Pope Francis Visiting One of the World’s Most Polluted Capitals This Week
A UN agency reported that the city’s smog was so toxic that Mongolian children living in a highly polluted district of Ulaanbaatar had 40% lower lung function than children living in the countryside.
While thoughts of Mongolia can conjure up images of nomadic peoples traversing wide open steppes on horseback, the country’s more densely-populated capital has the ignominious reputation of being among the most polluted capital cities in the world, especially in winter.
Pope Francis is set to land in the Mongolian capital of Ulaanbaatar on Sept. 1, which is the Church’s World Day of Prayer for Creation, a day the pope established in 2015 after publishing his landmark environmental encyclical Laudato si’.
As the Pope recently revealed that he is writing a second part to Laudato si’ that will address “recent environmental crises,” Francis is likely to make “care for our common home” a key theme of his Mongolian trip from Aug. 31 to Sept. 4.
The Mongolian capital’s air quality grew so toxic in 2018 that a United Nations agency issued a report deeming it a “child health crisis.” Measurements of fine particles in the air that can be absorbed from the respiratory tract into the bloodstream called PM2.5 found the level to be 133 times what the World Health Organization considers safe.
The polluted air is caused in part by settlements that encircle the city in what is called the Ger District, where poor families burn black market raw coal, as well as tires, plastic bottles, and other waste in their dwellings, called yurts, to keep warm in the cold winters. Four large coal plants in Ulaanbaatar also add to the pollution.
“Air pollution has become a child health crisis in Ulaanbaatar, putting every child and pregnancy at risk,” according to the UNICEF report.
The UN agency also reported that the city’s smog was so toxic that Mongolian children living in a highly polluted district of Ulaanbaatar had 40% lower lung function than children living in the countryside. A study at a Mongolian hospital found that seasonal air pollutants correlated strongly with a 3.6 increased rate of miscarriage in the capital. In response to public health consequences, the Mongolian government banned raw coal consumption in 2019, but the city is still dealing with the fallout of ongoing air pollution.

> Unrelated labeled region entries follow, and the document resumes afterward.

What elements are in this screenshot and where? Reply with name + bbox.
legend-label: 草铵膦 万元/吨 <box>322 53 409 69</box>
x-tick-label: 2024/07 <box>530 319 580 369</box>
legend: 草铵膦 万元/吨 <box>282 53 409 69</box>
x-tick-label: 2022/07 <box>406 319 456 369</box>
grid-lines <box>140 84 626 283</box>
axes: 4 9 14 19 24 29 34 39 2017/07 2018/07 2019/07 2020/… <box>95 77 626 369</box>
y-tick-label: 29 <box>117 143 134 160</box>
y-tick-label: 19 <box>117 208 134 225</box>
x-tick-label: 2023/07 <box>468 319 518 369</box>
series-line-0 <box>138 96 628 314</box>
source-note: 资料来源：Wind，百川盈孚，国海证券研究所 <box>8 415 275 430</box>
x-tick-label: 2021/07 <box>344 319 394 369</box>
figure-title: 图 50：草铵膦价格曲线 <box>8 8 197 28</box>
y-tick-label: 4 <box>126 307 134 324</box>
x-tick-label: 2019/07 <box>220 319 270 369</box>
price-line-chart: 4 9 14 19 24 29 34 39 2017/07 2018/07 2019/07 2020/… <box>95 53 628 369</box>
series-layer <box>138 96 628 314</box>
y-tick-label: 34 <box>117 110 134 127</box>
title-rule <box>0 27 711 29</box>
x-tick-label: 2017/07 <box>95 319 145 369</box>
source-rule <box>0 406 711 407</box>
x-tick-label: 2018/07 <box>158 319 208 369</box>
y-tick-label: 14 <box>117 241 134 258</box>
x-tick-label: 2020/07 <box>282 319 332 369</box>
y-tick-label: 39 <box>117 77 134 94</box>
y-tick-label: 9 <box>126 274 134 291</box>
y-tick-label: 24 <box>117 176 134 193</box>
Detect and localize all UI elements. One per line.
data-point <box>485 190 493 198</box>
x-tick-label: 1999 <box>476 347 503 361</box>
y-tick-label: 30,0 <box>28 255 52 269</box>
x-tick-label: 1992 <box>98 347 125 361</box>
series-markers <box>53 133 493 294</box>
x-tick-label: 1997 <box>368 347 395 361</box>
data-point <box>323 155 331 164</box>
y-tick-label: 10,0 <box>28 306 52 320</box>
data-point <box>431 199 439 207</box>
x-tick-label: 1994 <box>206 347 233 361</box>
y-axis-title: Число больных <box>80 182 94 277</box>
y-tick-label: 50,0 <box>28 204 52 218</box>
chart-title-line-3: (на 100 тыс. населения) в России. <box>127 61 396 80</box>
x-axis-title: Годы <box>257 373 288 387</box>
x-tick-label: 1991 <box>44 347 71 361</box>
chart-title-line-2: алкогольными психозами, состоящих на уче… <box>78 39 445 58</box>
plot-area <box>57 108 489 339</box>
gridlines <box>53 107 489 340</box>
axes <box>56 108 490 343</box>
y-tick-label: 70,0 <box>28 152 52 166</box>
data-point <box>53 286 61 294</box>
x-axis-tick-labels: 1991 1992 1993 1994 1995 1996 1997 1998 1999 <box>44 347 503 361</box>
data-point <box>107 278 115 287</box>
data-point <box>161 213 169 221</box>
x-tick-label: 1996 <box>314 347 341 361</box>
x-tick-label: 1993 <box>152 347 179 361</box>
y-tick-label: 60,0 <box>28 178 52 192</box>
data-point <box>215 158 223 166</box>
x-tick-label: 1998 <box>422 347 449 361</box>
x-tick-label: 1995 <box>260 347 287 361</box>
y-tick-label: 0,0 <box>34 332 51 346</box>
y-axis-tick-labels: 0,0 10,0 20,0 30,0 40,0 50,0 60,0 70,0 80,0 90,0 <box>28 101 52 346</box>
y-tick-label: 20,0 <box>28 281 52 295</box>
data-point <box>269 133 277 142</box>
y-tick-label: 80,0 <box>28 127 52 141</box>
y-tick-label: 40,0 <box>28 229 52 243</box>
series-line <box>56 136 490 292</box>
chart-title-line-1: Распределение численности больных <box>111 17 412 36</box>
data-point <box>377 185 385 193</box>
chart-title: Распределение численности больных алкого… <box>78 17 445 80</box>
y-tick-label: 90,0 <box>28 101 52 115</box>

Mongolia is also set apart by its rich mineral resources, including uranium, copper, gold, and other rare earth reserves. Many foreign countries, including Japan, the U.S., and China, have mining ventures in Mongolia. Pope Francis could also highlight this issue, as he did in his trip to the Democratic Republic of Congo earlier this year where he made headlines by calling out exploitative mining saying, “Hands off Africa!”
Pope Francis is reportedly planning to release the new updated version of Laudato si’ on the feast of St. Francis of Assisi on Oct. 4, according to Hungarian President Katalyn Novák, who met with Pope Francis at the Vatican on Aug. 25.
During Pope Francis’ four-day trip to outer Mongolia this week, the Pope is scheduled to meet with government leaders, engage in interreligious dialogue, and offer Mass for the country’s small Catholic population.